На этот раз она не стала сдерживаться. Даже зная, что лежащий рядом Алекс не спит, она плакала. И дело было не только в том, чтобы уйти, как думал Алекс. Речь шла о свободе. Она могла уйти от мужа, но не стать свободной, как это произошло, когда она уехала в Южную Дакоту, чтобы родить Коннора. Чтобы по-настоящему порвать с прошлым, она должна заставить Алекса страдать так же, как страдает она. Муж не может ее отпустить — никогда не отпустит! — пока она не поступит так, что он начнет ее ненавидеть. Поэтому она вынуждена сделать то, чего старательно избегала делать эти четыре года, — стать одной из его обидчиков.

Касси пыталась убедить себя, что если она на самом деле печется об Алексе, то должна с ним порвать, потому что своим молчаливым согласием быть куклой для битья, на которой он вымещает злость, делает только хуже. Это совсем не означает, что он ей больше не нужен. И уж точно не означает, что она его разлюбила. Алекс был прав, когда утверждал, что они созданы друг для друга, только в какой-то нездоровой, извращенной форме.

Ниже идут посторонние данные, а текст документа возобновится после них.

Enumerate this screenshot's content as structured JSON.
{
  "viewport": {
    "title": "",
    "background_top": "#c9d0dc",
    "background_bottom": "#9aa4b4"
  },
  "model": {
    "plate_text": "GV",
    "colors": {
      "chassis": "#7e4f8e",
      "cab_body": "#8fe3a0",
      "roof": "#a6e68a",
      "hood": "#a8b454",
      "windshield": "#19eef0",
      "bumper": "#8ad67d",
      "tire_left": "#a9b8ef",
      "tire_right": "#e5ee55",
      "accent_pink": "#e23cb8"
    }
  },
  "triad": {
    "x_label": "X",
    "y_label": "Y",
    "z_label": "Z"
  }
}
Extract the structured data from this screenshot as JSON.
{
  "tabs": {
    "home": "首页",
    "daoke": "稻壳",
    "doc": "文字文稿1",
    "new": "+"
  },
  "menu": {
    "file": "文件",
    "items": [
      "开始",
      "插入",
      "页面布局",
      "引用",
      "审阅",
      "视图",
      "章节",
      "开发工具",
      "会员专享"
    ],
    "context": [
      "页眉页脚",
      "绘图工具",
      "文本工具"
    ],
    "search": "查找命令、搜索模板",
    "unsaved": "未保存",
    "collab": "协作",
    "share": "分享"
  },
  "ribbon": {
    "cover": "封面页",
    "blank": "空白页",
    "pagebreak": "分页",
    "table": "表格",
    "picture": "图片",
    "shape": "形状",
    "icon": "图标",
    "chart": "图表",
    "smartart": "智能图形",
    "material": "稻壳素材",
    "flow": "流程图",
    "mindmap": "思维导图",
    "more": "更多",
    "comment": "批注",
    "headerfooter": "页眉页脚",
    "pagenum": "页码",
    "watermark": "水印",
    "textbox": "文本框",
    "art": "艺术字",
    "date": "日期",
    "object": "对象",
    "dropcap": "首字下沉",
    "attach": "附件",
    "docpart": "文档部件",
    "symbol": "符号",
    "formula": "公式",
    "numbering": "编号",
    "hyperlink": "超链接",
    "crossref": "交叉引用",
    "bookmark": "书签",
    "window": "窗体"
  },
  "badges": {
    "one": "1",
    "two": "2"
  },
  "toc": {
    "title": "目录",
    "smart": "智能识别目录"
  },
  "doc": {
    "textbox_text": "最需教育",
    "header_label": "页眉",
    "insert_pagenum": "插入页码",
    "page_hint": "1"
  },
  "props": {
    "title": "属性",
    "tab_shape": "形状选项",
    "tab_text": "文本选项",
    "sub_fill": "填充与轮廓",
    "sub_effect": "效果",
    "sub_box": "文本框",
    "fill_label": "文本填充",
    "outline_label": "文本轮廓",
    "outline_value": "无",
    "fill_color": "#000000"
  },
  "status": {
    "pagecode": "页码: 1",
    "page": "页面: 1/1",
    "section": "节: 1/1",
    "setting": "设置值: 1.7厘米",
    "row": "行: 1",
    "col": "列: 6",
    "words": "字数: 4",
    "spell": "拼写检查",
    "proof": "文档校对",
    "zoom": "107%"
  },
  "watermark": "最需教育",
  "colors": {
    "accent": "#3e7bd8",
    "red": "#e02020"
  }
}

Она вспомнила, как Алекс стоял на крыльце в Пайн-Ридж и уверял, что она его частичка. Вспомнила, как он обхватил ее ладони, когда они ловили рыбу руками в ледяном ручье Колорадо. Вспомнила, как сидела рядом с ним, наблюдая за парой львов в Серенгети. Вспомнила его вкус, его прикосновение, тяжесть его тела, когда он прижимался к ней.

Она не понимала, как вообще дошла в своей любви к Алексу до того, что она, эта любовь, ее буквально убивала.

Касси наблюдала, как ночь меняет мрачные оттенки черного, пока она вынашивала свое решение. Она закрыла глаза и, к своему удивлению, увидела не Алекса, а Уилла, привязанного к священного столбу во время Пляски Солнца. Ощутила жар, поднимающийся от земли, услышала бой барабанов и свист в орлиные кости. Представила, как Уилл пытался освободиться и ремень разрывал его кожу. Ему пришлось встать на колени — но это был единственный способ обрести свободу.